Фрак Дизраэли резко выделялся среди пиджаков и всяких шляп. И я сидел в пиджаке и котелке. И позы можно было принимать самые непринужденные. Такая свобода и доступность для иностранца - казались после Парижа чем-то недопустимым.
Из ораторов первого ранга, кроме Дизраэли, я слышал и Гладстона и Брайта. Этот толстый старик был настоящий оратор, более трибун, чем Гладстон. В тоне и манере Гладстона сидело что-то немного пасторское - недаром он всю жизнь любил писать богословские статьи. Он мог произносить огромные речи, с обилием фактов и цифр и с искусной аргументацией, но его сила заключалась не в проявлении пылкого темперамента, не во внешнем блеске, а в убежденности, логике, прямоте и несокрушимом натиске доводов и внутреннего чувства.
Мне случилось попасть в залу Нижней палаты и на одну официальную церемонию в тот момент, когда посланный от королевы придворный чиновник кончал чтение ее ответа на приветствие палаты по случаю избавления от смертной опасности ее меньшого сына - герцога Эдинбургского, на которого было сделано в Австралии покушение. Я попал в толпу, как раз когда она двинулась уже к выходу. Мы столкнулись в тесноте с красивым, плотным молодым человеком в сюртуке и с цветком в петлице. Это был принц Валлийский, впоследствии король Эдуард VII, которого мать послала присутствовать вместо себя при чтении ее ответа на адрес Нижней палаты.
В Верхнюю палату я тоже захаживал, но она не вызывала во мне никакого интереса. Там я сидел в трибуне журналистов и смотрел на группы епископов в белых кисейных рукавах. И тогда уже либеральный Лондон начал находить, что это сословное представительство с прибавкою высокопоставленных духовных отжило свой век, и ждать от него чего-либо, кроме тормоза идеям свободы и равноправия, - наивно!
Имел я письмо и к Герберту Спенсеру. Я знал уже, что он, как старый холостяк, живет в каком-то семействе и не очень охотно принимает посетителей, и что его часто видят в клубе Атеней, где он любит играть на бильярде.

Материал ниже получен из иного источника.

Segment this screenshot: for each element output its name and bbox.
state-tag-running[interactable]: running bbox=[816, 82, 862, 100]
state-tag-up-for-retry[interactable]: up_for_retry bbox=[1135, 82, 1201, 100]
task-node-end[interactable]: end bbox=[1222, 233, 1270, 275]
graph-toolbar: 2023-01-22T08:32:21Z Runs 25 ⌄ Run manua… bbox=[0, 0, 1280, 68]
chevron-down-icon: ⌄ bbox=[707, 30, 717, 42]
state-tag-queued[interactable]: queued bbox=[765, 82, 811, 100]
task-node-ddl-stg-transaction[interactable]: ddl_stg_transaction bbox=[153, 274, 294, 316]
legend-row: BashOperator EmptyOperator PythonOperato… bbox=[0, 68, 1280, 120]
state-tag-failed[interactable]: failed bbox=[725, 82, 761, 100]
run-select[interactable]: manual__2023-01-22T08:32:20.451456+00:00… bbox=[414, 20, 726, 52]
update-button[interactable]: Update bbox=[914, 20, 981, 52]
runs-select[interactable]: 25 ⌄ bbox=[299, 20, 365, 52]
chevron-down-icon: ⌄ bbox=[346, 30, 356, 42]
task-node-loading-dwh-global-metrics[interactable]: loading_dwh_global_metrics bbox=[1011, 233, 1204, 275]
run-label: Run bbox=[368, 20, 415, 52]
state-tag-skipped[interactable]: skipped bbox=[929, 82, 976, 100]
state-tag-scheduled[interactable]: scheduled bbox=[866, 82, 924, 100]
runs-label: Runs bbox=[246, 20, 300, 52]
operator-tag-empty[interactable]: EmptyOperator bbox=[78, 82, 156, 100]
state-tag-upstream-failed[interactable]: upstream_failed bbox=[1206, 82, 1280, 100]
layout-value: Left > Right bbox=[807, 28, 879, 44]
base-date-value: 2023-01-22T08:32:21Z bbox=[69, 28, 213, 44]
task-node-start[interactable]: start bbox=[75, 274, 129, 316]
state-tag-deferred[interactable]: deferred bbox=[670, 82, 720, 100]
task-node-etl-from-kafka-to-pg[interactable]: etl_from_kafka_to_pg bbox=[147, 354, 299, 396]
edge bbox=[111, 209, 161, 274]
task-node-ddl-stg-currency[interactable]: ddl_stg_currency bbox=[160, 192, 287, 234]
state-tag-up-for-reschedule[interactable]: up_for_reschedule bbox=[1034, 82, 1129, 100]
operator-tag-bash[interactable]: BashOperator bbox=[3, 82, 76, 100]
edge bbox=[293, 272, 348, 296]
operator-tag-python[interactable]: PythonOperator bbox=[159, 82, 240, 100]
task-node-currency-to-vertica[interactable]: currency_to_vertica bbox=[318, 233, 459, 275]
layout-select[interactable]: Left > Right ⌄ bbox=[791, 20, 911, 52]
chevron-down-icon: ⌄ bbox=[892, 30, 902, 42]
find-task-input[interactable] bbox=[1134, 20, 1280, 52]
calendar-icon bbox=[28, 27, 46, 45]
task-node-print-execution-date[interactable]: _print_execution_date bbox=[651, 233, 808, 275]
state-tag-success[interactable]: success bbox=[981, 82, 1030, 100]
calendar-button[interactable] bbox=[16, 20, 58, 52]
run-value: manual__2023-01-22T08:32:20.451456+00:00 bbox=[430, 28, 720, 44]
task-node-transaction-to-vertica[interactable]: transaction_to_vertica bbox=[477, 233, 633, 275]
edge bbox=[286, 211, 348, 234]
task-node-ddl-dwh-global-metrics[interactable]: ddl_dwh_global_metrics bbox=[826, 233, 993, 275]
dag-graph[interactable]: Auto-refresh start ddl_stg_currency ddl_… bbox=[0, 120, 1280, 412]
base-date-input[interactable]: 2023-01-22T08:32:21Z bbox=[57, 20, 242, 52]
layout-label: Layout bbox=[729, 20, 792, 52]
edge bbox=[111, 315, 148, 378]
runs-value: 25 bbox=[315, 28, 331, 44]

Жил он тогда в West End, то есть в барском квартале Лондона, позади Гайд-Парка, в очень комфортабельном особняке, и принял меня в большой гостиной, которая не похожа была на его рабочий кабинет.
Кто видал его фотографические портреты тех годов, мог бы сейчас же признать его, особенно те карточки, где (по тогдашней моде фотографов) изображалась только голова, в крупном масштабе. Эту типичную голову британца вы никогда не забудете: ни лицевого облика, ни черепа, ни выражения глаз, ни особой, серьезной сосредоточенности всей физиономии. Он был большого роста, широкий в плечах, корректно одетый в сюртучную пару, говорил без жестов, отчетливо, "ужасно" по-английски, то есть со всеми особенностями британского прононса, значительно упирая на слова, и с одной преобладающей интонацией. Тон его не отличался любезностью, и, кажется, в наше первое свидание, длившееся довольно долго, он ни разу не усмехнулся.
Ко всему этому я был приготовлен и, как говорится, "куражу не терял". Сразу я направил наш разговор на его тогдашние работы. Он уже выпустил в свет и свою "Биологию" и "Психологию" и продолжал доделывать специальные части "Социологии".
Говорил он тоном и ритмом профессора, излагающего план своих работ, хотя профессором никогда не был, а всю свою жизнь читал и писал книги, до поздней старости. Тогда он еще совсем не смотрел стариком и в волосах его седина еще не появлялась.